I've just released the latest update to BrainWorks implementing the fixes I talked about a few weeks ago. Basically there's a much more sophisticated algorithm for tracking and estimating how likely a bot is to shoot a weapon in a given situation. You can download them using the links on the right if you're interested in trying it out. Let me know what you think!
Related to this, I've been thinking about the question of when software is done. In some sense I still stand by my answer in The Attitude of the Knife, which is "when you say it is". The flip side is that as long as you still have ideas and commitment, there's always room for continual improvement. For a simple program meant to meet a specific purpose, such as reading your email, there comes a point where there isn't much more room for feature development. Artificial intelligence isn't like that though. To this day, researchers are still trying to figure out how different areas of the human brain work. And contrary to popular opinion, humans are not the end of evolution. The human brain itself continues to refine and advance itself through generations.
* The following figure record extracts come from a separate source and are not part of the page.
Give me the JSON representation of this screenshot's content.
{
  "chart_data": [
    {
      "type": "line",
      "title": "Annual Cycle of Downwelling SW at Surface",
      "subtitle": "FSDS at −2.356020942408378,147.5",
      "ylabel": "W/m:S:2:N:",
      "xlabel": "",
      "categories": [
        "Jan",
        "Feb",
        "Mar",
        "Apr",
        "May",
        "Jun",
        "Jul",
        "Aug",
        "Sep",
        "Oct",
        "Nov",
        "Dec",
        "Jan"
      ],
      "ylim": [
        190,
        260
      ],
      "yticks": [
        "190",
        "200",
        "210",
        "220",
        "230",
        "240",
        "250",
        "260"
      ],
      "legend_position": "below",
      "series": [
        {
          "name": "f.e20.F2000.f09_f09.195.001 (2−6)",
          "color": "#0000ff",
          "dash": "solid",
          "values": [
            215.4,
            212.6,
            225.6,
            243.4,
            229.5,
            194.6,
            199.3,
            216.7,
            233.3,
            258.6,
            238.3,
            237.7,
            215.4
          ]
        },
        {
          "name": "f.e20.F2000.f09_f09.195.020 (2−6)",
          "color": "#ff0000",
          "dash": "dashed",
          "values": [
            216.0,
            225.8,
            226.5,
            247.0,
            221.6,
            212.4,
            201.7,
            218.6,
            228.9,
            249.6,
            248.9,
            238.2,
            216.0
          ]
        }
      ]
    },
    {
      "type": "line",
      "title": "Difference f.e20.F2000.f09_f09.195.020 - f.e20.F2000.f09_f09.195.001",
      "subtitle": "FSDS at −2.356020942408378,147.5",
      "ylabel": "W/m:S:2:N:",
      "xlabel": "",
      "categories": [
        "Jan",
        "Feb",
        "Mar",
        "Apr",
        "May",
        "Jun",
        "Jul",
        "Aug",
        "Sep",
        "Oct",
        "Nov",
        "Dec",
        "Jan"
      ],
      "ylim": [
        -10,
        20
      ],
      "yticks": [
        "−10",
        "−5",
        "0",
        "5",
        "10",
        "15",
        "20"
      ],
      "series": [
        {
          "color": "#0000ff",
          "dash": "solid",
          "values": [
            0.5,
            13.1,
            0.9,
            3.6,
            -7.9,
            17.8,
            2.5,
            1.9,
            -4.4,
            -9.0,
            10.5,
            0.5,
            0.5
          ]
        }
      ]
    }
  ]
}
I believe the line dividing things that can be finished and things that cannot is the line of self reference. When the problem is best solved by something that can analyze and correct its own mistakes, a whole new field of issues apply. For an in depth explanation of why this is, I highly recommend the second of three books that influenced my mental framework for understanding the world. That book is Godel, Escher, Bach: The Eternal Golden Braid, and it is about the nature of intelligence. Very roughly paraphrased, the book talks about the mathematical theorem known as Godel's Incompleteness Theorem, which says that any system capable of describing itself can describe statements that are true but unprovable. Originally the theorem was discovered in attempts to work out some issues in Principia Mathematica, an attempt to derive all mathematical truths from first principles. However, the incompleteness theorem sheds unanticipated insights on the areas of philosophy and by extension the nature of thought and intelligence.
Viewed in the context of intelligence, you could conclude that there are things which an intelligent person would do, but there is no describable algorithm that could conclude what those things are. Perhaps this represents acts of creativity, intuition and insight. Or perhaps those things are describable, but other things are not.
Applied to Artificial Intelligence, it means that there are some aspects of AI that we cannot solve; we can only approximate. And there's always room for better approximations. This is the real that AI development can last forever. You're never really done. At least not until you say you are.